I'm at the bar and they've turned up lady gaga to cover the sound of the fire alarm.
Matt is in the hospital again. the night nurse text me asking not to bring the boombox again. is it sad or awesome that they are starting to know us?
How did the whale quest end up? I saw u hit a little snag when the first one heard you call her that.
Ryan learned the all important lesson tonight; Red Bull gives you wings, Jaeger gives you gravity.
We're at the urgent care down the street from you if you care to stop by
Hey we need to step our game up. Dad has us beat; he stole a vending machine once.
i left because you were standing at the top of the stairs throwing shot glasses and bottles full of alcohol at me and yelling JAGERBOMBS
Haha yeah this costume is worse than I imagined.

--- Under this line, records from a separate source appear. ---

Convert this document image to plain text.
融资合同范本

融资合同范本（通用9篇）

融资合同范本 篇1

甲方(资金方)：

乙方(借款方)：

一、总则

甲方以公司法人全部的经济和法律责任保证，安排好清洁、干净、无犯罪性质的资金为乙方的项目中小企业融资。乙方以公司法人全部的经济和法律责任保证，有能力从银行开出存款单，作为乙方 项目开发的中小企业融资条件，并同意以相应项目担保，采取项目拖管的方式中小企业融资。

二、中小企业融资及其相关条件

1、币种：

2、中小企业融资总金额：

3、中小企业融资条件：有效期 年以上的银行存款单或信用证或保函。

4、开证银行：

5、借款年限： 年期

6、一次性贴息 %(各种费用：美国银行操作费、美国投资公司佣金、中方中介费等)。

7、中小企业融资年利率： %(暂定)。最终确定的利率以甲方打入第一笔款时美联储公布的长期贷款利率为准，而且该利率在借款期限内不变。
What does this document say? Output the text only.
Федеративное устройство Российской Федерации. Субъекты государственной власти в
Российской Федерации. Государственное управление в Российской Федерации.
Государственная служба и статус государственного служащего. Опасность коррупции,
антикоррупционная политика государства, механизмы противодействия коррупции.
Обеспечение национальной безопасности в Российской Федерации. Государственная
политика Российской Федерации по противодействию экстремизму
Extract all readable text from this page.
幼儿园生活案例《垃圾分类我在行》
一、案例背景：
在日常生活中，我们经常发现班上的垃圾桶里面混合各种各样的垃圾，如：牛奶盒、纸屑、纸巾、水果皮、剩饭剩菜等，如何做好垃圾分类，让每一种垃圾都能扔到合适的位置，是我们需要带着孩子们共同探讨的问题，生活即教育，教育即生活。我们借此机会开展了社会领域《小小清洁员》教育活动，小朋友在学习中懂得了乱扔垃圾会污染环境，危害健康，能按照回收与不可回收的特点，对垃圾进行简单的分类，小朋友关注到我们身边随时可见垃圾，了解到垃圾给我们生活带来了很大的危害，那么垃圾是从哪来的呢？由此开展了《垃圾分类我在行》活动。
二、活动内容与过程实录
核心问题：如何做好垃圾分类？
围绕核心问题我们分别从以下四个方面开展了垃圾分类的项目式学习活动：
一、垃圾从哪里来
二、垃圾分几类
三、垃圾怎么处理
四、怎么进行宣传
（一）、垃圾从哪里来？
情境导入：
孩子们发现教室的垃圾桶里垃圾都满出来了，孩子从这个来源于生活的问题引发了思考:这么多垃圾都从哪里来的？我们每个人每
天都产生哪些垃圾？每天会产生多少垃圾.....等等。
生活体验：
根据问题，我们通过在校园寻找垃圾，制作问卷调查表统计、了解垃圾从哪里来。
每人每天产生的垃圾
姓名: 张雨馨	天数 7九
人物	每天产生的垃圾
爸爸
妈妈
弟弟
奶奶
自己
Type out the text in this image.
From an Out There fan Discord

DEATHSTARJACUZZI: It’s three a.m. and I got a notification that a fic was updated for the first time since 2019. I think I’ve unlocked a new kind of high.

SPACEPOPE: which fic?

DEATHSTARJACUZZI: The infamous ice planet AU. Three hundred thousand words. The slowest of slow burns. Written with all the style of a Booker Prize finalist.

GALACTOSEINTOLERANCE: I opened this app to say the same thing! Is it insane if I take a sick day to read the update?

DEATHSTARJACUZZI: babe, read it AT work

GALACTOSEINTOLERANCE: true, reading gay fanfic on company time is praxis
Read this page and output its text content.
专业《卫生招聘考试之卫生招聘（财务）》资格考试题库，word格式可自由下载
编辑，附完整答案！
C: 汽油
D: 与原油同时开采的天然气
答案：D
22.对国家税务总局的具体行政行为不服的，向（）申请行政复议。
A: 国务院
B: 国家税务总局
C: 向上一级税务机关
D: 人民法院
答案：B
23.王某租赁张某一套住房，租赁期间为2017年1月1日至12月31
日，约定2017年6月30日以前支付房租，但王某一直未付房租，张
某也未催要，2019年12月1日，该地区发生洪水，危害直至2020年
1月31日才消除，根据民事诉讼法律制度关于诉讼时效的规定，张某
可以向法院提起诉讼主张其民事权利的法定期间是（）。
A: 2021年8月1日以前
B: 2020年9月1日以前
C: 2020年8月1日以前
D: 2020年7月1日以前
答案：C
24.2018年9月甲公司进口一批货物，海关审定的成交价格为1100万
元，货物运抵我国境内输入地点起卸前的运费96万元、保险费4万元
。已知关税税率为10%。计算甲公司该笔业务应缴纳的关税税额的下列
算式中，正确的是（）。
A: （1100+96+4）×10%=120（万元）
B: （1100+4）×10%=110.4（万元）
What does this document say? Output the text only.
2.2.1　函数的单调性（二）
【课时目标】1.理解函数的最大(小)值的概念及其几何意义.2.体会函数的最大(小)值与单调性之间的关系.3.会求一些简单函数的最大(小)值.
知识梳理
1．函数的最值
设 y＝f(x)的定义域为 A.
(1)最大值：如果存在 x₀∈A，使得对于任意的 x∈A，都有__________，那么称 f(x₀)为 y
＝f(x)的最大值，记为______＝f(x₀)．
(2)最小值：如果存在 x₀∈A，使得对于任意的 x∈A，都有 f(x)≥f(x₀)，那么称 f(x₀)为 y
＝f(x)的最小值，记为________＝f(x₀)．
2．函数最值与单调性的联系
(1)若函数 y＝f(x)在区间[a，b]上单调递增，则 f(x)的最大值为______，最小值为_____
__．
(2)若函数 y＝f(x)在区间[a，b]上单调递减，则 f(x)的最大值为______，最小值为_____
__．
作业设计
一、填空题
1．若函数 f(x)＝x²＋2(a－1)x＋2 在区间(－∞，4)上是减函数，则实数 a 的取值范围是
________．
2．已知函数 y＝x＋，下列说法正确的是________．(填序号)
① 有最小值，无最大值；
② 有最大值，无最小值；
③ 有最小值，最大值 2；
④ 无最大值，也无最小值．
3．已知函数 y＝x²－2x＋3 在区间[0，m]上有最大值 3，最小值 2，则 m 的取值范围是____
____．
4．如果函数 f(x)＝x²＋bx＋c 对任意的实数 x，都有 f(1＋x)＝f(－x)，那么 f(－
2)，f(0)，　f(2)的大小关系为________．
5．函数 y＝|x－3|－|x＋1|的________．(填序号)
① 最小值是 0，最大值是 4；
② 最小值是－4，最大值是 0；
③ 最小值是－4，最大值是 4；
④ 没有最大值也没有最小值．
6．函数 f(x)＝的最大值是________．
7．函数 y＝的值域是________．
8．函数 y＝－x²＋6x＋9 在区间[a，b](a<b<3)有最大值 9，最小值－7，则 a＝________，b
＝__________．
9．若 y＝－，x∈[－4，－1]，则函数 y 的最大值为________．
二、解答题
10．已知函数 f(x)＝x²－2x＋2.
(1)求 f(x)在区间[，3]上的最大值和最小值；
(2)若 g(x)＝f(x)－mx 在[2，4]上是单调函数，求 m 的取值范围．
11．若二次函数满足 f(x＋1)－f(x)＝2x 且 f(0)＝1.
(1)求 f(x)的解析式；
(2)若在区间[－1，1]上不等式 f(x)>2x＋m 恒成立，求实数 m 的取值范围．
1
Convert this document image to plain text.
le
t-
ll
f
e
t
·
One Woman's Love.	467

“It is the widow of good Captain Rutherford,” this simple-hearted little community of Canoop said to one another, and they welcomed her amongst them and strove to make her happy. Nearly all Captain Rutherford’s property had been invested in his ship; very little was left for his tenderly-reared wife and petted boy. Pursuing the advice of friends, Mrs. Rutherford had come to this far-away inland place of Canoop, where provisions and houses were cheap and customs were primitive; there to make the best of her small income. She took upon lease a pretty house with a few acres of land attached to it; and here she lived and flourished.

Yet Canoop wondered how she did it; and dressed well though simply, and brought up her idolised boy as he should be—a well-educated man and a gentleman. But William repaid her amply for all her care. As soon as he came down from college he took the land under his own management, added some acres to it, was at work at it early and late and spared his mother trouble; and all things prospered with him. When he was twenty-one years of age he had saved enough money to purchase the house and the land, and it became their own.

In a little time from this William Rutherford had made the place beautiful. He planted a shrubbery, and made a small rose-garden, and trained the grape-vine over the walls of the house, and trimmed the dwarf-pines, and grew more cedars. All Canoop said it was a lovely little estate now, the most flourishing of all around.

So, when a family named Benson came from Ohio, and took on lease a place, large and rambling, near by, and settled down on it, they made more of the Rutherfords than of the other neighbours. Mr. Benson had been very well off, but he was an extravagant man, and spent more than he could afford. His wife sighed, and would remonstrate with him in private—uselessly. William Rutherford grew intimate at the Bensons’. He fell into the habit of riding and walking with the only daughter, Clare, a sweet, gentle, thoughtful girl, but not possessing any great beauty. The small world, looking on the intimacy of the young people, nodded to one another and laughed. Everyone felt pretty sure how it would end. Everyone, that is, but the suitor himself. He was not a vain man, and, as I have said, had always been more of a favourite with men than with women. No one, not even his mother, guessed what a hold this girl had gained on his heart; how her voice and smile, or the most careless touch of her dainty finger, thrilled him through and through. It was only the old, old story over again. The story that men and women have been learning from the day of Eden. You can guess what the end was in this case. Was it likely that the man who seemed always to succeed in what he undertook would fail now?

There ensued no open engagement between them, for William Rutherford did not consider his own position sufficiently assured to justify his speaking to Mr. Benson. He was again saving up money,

I look more like a gothic hooker who caters specifically to creepy men with doll fetishes
I feel like these arent even my fingers anymore
I had sex in a panda mask the other night.
You can't just say "I scored us a potential threesome" and then not text me back.
I just walked by a dude at the gym covering himself in olive oil.
Hey.... can you explain to me why when I woke up this morning my cell phone background had been changed to me getting a piggy back ride from a drag queen?
Remember when I convinced you to watch me eat my sandwich just so you could reuse my plate and save us money on our water bill? I'm so ecofriendly when I'm high
Pinterest knows I’m getting divorced
I just timed my pee with a stop watch. From when the main stream started to ended. It was 45.1 seconds. This is the truth trust me.